In Italia non si respira un bel clima. La cattiveria, alimentata dalla rabbia e dall’odio, è ormai il sentimento nazionale: una sorta di “tutti contro tutti” che ci sta condannando alla distruzione. Per me, la cura per tutto questo non può che essere un viaggio. Non ho impiegato molto a decidere la meta: Costa Rica.

Pura Vida in Costa Rica

Sono affascinata da questo Paese, si dice che sia il posto più felice al mondo. Il motto lì è: “Pura Vida“. I Costaricensi si salutano così. Ma non si tratta solo di una semplice espressione, è anche la loro filosofia di vita. È un’esortazione a essere fatalisti, a cogliere ogni opportunità per vivere al massimo, come se ogni giorno fosse l’ultimo. I veri Ticos (così si chiamano tra di loro) dicono sempre “Pura Vida”. Usano questa frase in tutte le circostanze, anche solo per dire “grazie”, augurare una buona giornata o per esprimere un qualsiasi consenso. 

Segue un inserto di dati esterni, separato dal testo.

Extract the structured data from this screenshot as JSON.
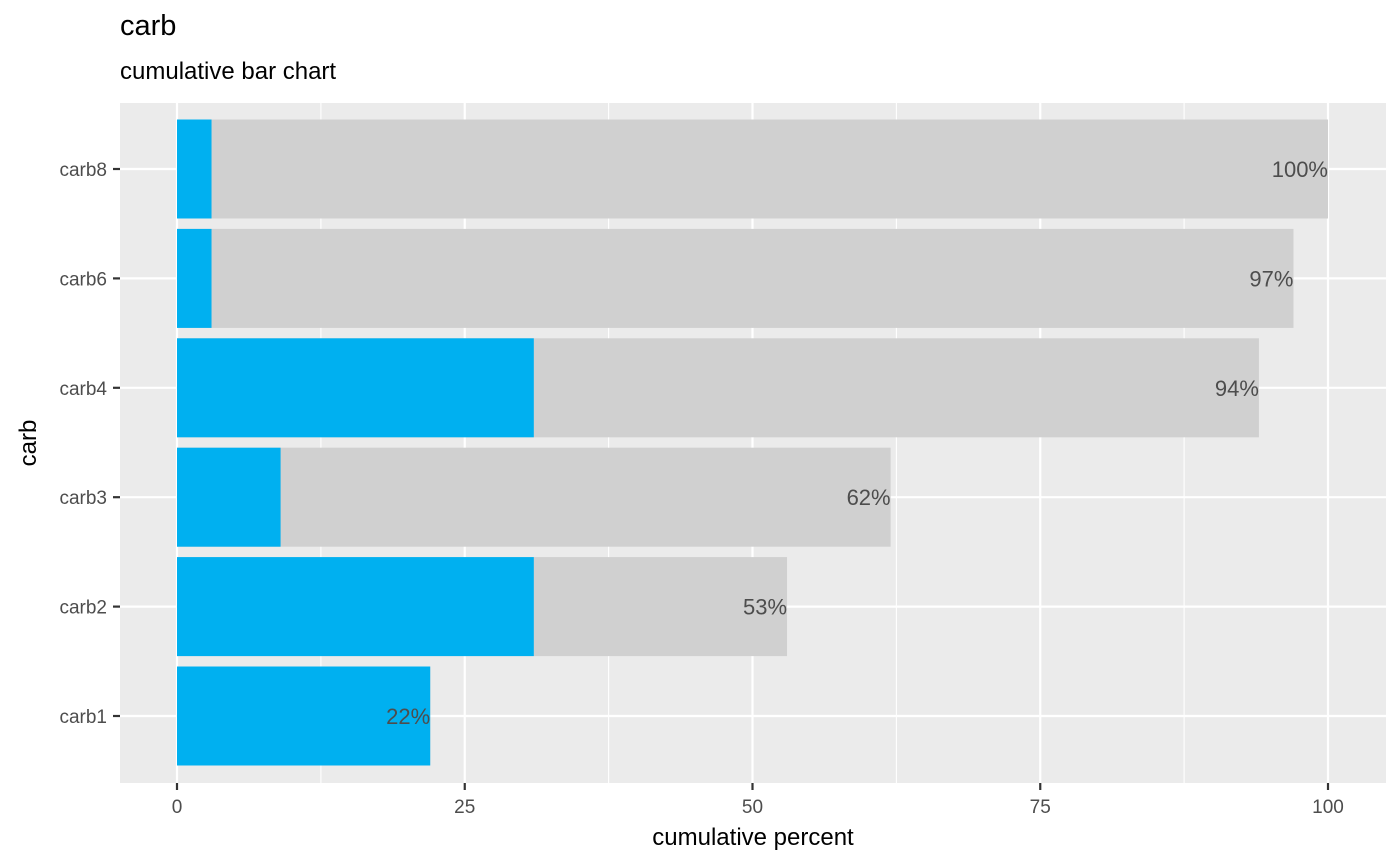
{
  "chart_data": {
    "type": "bar",
    "orientation": "horizontal",
    "title": "carb",
    "subtitle": "cumulative bar chart",
    "xlabel": "cumulative percent",
    "ylabel": "carb",
    "categories": [
      "carb1",
      "carb2",
      "carb3",
      "carb4",
      "carb6",
      "carb8"
    ],
    "series": [
      {
        "values": [
          22,
          53,
          62,
          94,
          97,
          100
        ],
        "color": "#d0d0d0"
      },
      {
        "values": [
          22,
          31,
          9,
          31,
          3,
          3
        ],
        "color": "#00b0f0"
      }
    ],
    "data_labels": [
      "22%",
      "53%",
      "62%",
      "94%",
      "97%",
      "100%"
    ],
    "xlim": [
      0,
      100
    ],
    "x_ticks": [
      0,
      25,
      50,
      75,
      100
    ],
    "grid": true,
    "panel_background": "#ebebeb",
    "grid_color": "#ffffff"
  }
}
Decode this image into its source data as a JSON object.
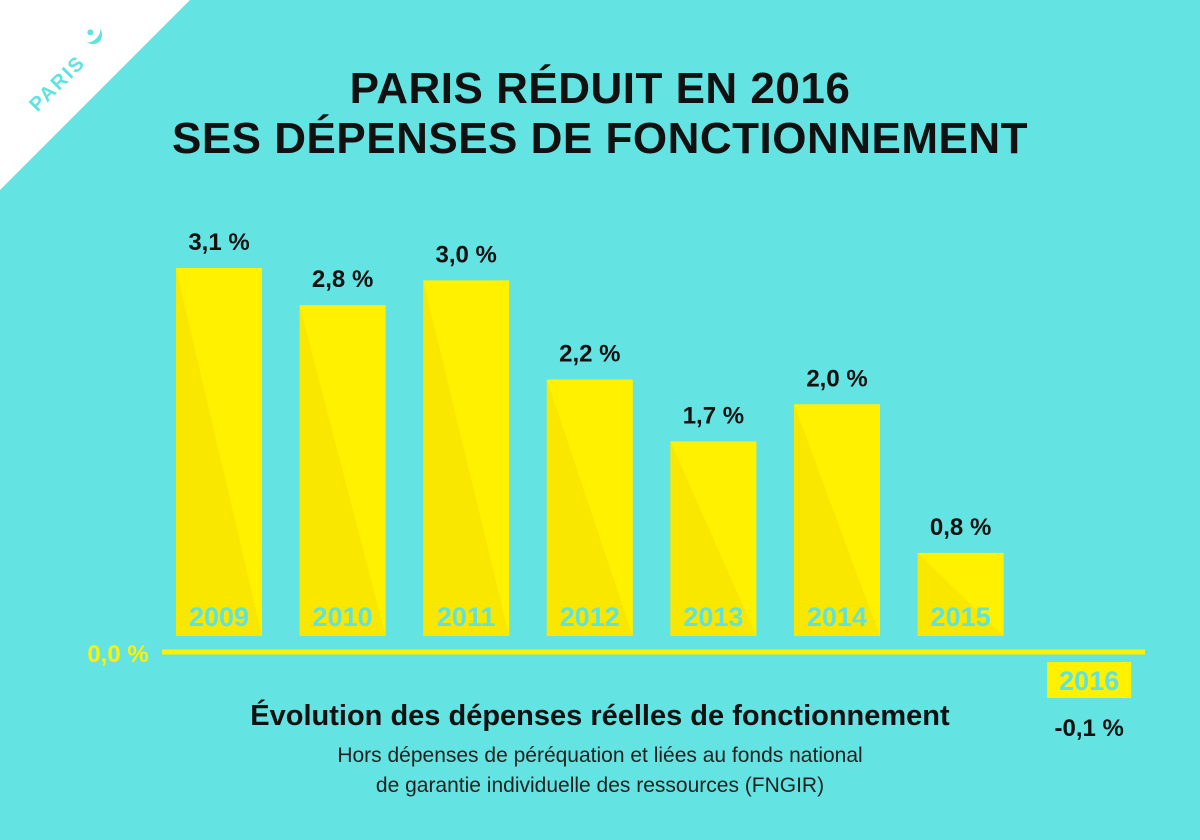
{
  "brand": {
    "label": "PARIS"
  },
  "title_line1": "PARIS RÉDUIT EN 2016",
  "title_line2": "SES DÉPENSES DE FONCTIONNEMENT",
  "caption": {
    "heading": "Évolution des dépenses réelles de fonctionnement",
    "note_line1": "Hors dépenses de péréquation et liées au fonds national",
    "note_line2": "de garantie individuelle des ressources (FNGIR)"
  },
  "colors": {
    "background": "#63e3e1",
    "bar": "#fff100",
    "bar_shade": "#f5dd00",
    "year_text": "#5ee3e0",
    "axis": "#fff100",
    "text": "#111111"
  },
  "chart_data": {
    "type": "bar",
    "categories": [
      "2009",
      "2010",
      "2011",
      "2012",
      "2013",
      "2014",
      "2015",
      "2016"
    ],
    "values": [
      3.1,
      2.8,
      3.0,
      2.2,
      1.7,
      2.0,
      0.8,
      -0.1
    ],
    "value_labels": [
      "3,1 %",
      "2,8 %",
      "3,0 %",
      "2,2 %",
      "1,7 %",
      "2,0 %",
      "0,8 %",
      "-0,1 %"
    ],
    "baseline_label": "0,0 %",
    "title": "PARIS RÉDUIT EN 2016 SES DÉPENSES DE FONCTIONNEMENT",
    "xlabel": "",
    "ylabel": "",
    "ylim": [
      -0.1,
      3.1
    ],
    "grid": false,
    "legend": "none"
  }
}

Ma cosa rende questo Paese così felice? Solo vivendo a contatto con la natura e i suoi abitanti si può capire perché il Costa Rica sprigiona tutta questa gioia di vivere. Secondo l’Happy Planet Index il Costa Rica è al primo posto tra gli Stati più felici al mondo. Il primato gli è stato riconosciuto in seguito all’analisi di tre criteri: il benessere, l’aspettativa di vita e l’impronta ecologica.

Non solo spiagge e relax

Un viaggio in Costa Rica non significa solo atmosfere caraibiche, puro relax marino, il verde selvaggio e rigoglioso, paesaggi incontaminati e animali in totale libertà. Ma anche istruzione, regole, sicurezza, burocrazia e buon cibo. Il Costa Rica è un angolo di mondo relativamente felice, un’isola di neutralità e di giovane ma radicata democrazia. Inoltre, si tratta del primo Paese dell’America Latina a usufruire per più del 90% di energia prodotta da rinnovabili. Pensate che nel 2018 per 312 giorni l’energia è stata generata solamente da questo tipo di fonti. Qui si fa sul serio, insomma.

paesaggio caraibica del Costa Rica, spiaggia di sabbia bianca con una barca abbandonata arenata legata a un albero

Il Costa Rica è per questo un Paese atipico nel turbolento mondo latino-americano ed è una destinazione turistica in grande crescita. La chiamano “la Svizzera del Centroamerica”. Infatti, rispetto ai suoi vicini, il Costa Rica può vantare una situazione sociale tranquilla, un livello igienico-sanitario più che buono e un ambiente naturale sufficientemente protetto. 

Oggi milioni di turisti (in massima parte statunitensi, ma gli europei sono in aumento) scelgono ogni anno le zone costiere o quelle vulcaniche oppure i Parchi Nazionali. Qui l’intervento dell’uomo sulla natura non è stato devastante come altrove.

Il Costa Rica non offre attrazioni speciali a livello di monumenti o città, e chi viene da queste parti lo fa alla ricerca della pura e semplice, stupenda natura: dalle coste sabbiose ai dintorni della capitale, alle piantagioni di caffè, di banane e di canna da zucchero. La natura è la sola incontaminata protagonista.  

Perché partire ora?

Fine Novembre è un periodo piacevole, siamo alla fine della stagione delle piogge e all’inizio di quella secca che va da dicembre ad aprile. Non mi illudo, però: in Costa Rica piove 200 giorni all’anno.

Inoltre, il Parque Nacional Marino Las Baulas è uno dei siti più importanti al mondo per la nidificazione delle tartarughe marine. Nel corso di milioni di anni, tantissimi esemplari si sono spostati in queste spiagge. Il Parco è stato creato nel 1995 per tutelarle. Playa Sàmara è l’aggiunta perfetta a una spedizione per la salvaguardia delle tartarughe, che si vedono di solito tra novembre e febbraio. E’ anche possibile partecipare a un tour guidato notturno per osservarle più da vicino.